432. Philosophical Rites.—Philosophy indeed began to insinuate itself into Masonry, simplifying the rites and purifying its doctrines. Among the philosophic degrees then introduced, that of the "Knights of the Sun" is noteworthy. Its declared scope was to advocate natural, in opposition to revealed, religion. There is but one light in the lodge, which shines from behind a globe of water, to represent the sun. It has some resemblance to the "Sublime Knight Elected." But, on the other hand, by these innovations systems multiplied, and the Order served as a pretext and defence of institutions having no connection with Masonry. Cabala, magic, conjuration, divination, alchemy, and demonology were taught in the lodges. These abuses led to the establishment of an administrative centre at Arras in 1747. Another was founded at Marseilles in 1751. Three years afterwards the Chevalier de Bonneville founded in Paris a chapter of the high degrees, with the title, afterwards become famous, of the "Chapter of Clermont," and lodged it in a sumptuous palace built by him in a suburb of Paris. The system adopted was to some extent that of Ramsay. Another chapter, in opposition to his, was founded in 1762, with the title of "Council of the Knights of the East." In 1766, the Baron Tschudy founded the Order of the "Blazing Star," in which ideas derived from the Temple and the Jesuits were strangely intermingled.

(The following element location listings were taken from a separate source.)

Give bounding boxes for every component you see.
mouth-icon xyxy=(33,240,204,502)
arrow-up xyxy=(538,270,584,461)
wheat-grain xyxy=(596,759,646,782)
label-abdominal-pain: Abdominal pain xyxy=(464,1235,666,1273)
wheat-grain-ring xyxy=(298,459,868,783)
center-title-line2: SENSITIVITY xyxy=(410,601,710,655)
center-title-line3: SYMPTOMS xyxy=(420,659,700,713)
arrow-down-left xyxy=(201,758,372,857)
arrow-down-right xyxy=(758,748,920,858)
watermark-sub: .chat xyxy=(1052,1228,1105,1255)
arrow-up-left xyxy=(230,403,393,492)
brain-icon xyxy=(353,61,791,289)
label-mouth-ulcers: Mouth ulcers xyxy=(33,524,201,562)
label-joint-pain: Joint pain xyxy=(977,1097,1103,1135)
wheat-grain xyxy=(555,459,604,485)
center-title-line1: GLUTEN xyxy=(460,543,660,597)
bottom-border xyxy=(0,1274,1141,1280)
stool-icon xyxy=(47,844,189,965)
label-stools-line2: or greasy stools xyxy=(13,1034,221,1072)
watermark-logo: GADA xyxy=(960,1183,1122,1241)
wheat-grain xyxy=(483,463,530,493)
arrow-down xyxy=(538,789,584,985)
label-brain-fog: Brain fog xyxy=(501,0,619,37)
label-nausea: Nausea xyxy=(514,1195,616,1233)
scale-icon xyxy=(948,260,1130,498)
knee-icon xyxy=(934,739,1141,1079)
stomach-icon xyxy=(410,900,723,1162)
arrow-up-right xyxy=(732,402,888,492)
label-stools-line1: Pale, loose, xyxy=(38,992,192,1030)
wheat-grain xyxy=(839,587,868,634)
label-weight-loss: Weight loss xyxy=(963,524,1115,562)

433. The Duke de Chartres.—Freemasonry in France was not without influence on the Revolution. The Duke de Chartres having been elected grand master, all the lodges were united under the Grand Orient; hence the immense influence he afterwards wielded. The mode of his initiation is thus related: Before becoming grand master he was received into the degree of Knight of Kadosh. Five brethren introduced him into a hall, representing a grotto strewn with human bones, and lighted up with sepulchral lamps. In one of the angles was a lay figure covered with royal insignia. The introducers bade him lie down on the ground like one dead, naming the degrees through which he had already passed, and repeating the former oaths. Afterwards, they extolled the degree into which he was about to be received. Having bidden him to rise, he was made to ascend a high ladder, and to throw himself from the top. Having then armed him with a dagger, they commanded him to strike the crowned figure, and a liquid resembling blood spurted from the wound over his hands and clothes. He was then told to cut off the head of the figure. Finally, he was informed that the bones with which the cave was strewn came from the body of James Molay, Grand Master of the Order of the Temple, and that the man whom he had stabbed was Philip the Fair, King of France. The Grand Orient was established in a mansion formerly belonging to the Jesuits in Paris, and became a revolutionary centre. The share the Grand Orient, the tool of the Duke de Chartres, took in the events of the French Revolution is matter of public history.